Remembering 9-11
I was in Vietnam when my mom called. She asked me, “Haven’t you heard what happened?” I replied, “No.” She said, “The terrorists crashed airplanes into two tall buildings in New York.” I was numbed and devastated. I couldn’t recall what we talked about after that.
Then it was all over newspapers and TVs in Vietnam. It was the topic at restaurants and coffee shops. I listened to family, friends, and strangers talking about it, but I had nothing to say. I was in my homeland, and yet I missed my home in America. Even though I just went back to Vietnam for the first time since I migrated to the U.S. a decade earlier, I wanted to go home to America to grieve with my fellow Americans.
A few months before the tragic attack, I graduated from college, but couldn’t find a job in web design.

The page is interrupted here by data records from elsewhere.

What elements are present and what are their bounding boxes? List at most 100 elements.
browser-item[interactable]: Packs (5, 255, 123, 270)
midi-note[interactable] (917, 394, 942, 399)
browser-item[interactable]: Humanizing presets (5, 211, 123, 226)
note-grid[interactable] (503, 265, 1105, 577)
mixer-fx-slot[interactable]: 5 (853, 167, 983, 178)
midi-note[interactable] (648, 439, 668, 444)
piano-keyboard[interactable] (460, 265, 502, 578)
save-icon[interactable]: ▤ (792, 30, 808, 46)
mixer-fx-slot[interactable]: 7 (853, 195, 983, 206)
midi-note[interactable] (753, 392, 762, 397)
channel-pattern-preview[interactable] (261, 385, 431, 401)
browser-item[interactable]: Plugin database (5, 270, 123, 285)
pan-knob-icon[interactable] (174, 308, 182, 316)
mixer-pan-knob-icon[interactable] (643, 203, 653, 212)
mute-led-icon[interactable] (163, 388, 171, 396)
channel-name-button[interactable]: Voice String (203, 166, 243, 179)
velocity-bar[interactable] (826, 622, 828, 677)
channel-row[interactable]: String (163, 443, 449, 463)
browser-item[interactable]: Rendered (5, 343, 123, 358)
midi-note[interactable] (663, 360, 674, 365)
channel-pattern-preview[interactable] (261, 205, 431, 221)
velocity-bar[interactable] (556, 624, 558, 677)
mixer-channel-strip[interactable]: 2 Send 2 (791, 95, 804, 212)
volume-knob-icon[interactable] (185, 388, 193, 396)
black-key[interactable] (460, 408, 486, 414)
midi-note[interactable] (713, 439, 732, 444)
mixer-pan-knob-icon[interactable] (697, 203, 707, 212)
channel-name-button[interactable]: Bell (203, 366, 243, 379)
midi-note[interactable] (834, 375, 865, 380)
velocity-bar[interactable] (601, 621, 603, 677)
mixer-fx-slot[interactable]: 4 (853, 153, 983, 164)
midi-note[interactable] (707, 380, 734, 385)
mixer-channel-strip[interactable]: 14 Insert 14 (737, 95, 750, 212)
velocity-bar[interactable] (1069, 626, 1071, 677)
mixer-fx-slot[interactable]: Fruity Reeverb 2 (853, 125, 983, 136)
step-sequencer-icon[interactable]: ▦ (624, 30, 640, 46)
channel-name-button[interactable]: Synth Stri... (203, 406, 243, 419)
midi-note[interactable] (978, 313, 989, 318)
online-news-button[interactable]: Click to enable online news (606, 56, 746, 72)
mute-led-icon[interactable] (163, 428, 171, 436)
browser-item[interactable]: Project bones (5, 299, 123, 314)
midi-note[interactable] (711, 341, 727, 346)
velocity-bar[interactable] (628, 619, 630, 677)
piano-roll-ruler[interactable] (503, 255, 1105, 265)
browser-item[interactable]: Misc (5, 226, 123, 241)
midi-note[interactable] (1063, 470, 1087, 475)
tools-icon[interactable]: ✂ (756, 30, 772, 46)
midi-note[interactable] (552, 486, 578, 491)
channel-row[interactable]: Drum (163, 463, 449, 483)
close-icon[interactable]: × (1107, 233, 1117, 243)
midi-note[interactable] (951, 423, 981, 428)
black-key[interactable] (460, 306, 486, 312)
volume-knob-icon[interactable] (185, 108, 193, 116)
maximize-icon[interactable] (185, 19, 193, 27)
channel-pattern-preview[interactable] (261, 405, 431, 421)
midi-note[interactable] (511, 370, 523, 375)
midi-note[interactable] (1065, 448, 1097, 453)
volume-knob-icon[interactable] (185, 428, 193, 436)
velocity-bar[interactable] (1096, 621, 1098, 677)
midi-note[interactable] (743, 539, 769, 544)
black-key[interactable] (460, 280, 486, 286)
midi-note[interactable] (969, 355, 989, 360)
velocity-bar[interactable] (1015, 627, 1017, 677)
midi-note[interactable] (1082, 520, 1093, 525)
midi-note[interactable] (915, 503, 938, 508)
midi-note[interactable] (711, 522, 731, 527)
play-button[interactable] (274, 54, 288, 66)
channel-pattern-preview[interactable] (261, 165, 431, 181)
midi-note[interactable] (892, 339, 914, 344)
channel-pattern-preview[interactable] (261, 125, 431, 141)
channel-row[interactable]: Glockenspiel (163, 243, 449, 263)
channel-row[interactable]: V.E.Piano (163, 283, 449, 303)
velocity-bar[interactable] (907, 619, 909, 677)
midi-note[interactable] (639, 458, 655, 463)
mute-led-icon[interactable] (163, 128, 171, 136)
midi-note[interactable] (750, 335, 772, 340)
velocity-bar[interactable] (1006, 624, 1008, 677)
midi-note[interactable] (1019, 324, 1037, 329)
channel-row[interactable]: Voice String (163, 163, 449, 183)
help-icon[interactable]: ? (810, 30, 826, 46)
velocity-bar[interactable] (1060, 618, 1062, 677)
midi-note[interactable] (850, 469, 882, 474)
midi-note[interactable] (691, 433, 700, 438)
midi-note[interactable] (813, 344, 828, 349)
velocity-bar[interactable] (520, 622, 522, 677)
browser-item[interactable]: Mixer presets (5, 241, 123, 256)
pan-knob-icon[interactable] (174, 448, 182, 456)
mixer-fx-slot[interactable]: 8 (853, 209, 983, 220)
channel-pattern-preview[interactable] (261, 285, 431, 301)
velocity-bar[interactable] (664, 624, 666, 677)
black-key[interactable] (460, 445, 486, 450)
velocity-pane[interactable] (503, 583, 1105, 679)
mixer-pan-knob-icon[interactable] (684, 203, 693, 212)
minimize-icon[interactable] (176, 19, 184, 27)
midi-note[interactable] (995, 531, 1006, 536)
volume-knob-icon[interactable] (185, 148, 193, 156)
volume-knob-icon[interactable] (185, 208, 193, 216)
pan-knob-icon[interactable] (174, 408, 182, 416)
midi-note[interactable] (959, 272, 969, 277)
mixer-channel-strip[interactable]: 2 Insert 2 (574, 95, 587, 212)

I took a trip back to Vietnam to see my dad and to see if I could make a change with my life. The 9-11 tragedy made me realize that I was an American. Vietnam had become my past. America was where my heart was. I went back to America to start my career and my life.
Twenty years have gone by, but the memories will always remain. We will never forget the deadliest terrorist attack on our soil. It broke us, but also brought us together and made us stronger as a nation. Our skin color and our political view didn’t matter. We were the United States of America.
Unfortunately, we’re now deeply divided as if we’re living in the same place but in a different universe. I hope that the twentieth anniversary of this tragic event reminds us that we can still come together despite our differences.